Perhaps I am not the only one, but my first year of teaching was very challenging for a number of reasons. Primary among those was my complete lack of understanding of how to create a classroom environment that was conducive to learning. All that I learned in my teacher training was that “You don’t need discipline. You need to create an environment where students want to learn.” Sounds great right? Easy peasy. What it has taken me years to get a handle on, and I still am not sure I have it, is the fine balance in a classroom that needs to exist between structure and creativity.
I think all teachers want what they teach to be motivating to their students. I don’t think that any of us begin our day thinking of ways to make our students’ lives difficult. I think that what I find difficult is how to find activities that are motivating and engaging to all of the kids in my class when they are all so different and have such a broad range of gifts and interests. This is where structure comes in. I need to structure my space and my interactions in such a way that students know what is expected of them, and that they know what happens when what they do does not meet those expectations.

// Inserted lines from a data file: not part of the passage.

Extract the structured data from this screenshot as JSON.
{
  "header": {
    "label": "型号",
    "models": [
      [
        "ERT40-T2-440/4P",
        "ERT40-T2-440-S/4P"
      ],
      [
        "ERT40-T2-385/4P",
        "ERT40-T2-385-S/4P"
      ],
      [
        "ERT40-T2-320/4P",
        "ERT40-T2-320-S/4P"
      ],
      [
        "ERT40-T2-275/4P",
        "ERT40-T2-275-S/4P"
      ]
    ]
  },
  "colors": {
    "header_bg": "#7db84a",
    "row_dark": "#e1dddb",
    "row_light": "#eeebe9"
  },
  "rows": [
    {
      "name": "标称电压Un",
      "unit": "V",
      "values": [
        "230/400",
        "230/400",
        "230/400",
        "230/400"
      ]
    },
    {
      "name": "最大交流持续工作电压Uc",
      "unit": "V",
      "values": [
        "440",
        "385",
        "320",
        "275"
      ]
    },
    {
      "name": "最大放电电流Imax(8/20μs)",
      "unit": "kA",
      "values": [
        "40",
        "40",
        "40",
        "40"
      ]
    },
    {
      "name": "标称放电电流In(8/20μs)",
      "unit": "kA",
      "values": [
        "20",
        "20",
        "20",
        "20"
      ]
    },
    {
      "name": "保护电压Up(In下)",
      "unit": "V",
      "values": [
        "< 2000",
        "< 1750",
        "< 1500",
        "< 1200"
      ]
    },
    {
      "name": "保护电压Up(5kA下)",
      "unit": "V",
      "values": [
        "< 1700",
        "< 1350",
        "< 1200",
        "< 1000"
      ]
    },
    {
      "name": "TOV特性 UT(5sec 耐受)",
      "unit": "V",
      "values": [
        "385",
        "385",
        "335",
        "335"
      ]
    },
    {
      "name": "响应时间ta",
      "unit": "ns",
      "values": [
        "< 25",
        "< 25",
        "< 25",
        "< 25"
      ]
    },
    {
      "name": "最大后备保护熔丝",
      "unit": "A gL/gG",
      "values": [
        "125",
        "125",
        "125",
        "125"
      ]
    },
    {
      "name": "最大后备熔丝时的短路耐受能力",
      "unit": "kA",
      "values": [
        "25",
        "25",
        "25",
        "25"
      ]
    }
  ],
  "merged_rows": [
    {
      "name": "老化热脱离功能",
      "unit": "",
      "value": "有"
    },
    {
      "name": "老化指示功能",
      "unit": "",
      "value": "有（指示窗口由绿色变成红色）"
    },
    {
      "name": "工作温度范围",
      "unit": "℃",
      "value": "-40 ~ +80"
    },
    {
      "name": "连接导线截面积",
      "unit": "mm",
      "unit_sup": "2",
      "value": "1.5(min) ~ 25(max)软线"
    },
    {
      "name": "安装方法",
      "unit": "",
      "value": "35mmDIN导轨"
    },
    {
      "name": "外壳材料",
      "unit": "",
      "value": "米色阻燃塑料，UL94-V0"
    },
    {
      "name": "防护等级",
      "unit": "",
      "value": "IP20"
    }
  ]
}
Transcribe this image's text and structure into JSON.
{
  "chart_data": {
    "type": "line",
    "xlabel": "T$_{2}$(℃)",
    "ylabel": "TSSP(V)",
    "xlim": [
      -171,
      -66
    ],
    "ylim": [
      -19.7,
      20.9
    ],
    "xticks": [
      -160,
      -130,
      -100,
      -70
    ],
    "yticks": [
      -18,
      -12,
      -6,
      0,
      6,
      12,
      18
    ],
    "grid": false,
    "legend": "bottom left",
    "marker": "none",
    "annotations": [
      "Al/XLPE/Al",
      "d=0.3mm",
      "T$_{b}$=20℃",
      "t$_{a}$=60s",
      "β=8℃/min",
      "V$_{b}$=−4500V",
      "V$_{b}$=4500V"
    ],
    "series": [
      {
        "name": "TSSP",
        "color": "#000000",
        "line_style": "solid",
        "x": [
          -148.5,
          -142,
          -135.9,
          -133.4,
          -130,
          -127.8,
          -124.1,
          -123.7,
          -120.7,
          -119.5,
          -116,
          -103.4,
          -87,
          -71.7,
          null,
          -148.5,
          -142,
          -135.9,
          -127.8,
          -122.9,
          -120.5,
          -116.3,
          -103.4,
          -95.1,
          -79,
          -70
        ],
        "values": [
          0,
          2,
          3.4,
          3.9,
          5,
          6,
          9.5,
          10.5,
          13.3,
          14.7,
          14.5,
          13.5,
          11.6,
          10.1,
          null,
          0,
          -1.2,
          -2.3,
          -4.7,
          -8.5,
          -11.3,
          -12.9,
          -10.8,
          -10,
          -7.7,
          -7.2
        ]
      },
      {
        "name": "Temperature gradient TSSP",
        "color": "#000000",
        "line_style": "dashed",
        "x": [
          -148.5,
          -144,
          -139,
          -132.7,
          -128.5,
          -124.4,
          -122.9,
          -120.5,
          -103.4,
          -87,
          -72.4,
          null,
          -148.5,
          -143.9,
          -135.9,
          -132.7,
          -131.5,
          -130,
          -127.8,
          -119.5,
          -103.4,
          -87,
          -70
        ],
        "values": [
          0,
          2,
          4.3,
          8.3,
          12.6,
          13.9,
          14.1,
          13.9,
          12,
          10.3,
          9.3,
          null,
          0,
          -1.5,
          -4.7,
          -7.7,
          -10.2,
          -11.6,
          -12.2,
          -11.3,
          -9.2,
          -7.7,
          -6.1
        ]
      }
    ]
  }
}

Here’s the rub though. This structure can or come at the expense of student engagement. Research has clearly shown that students learn more when they are engaged in their learning. Kids learn more when they have some element of choice to how or what they learn and learn more when they can reflect on and share their learning with others.
So, teachers walk a fine line between structure and creativity. Between discipline and motivation. Usually it is a fun journey. Occasionally it is draining. It is never boring.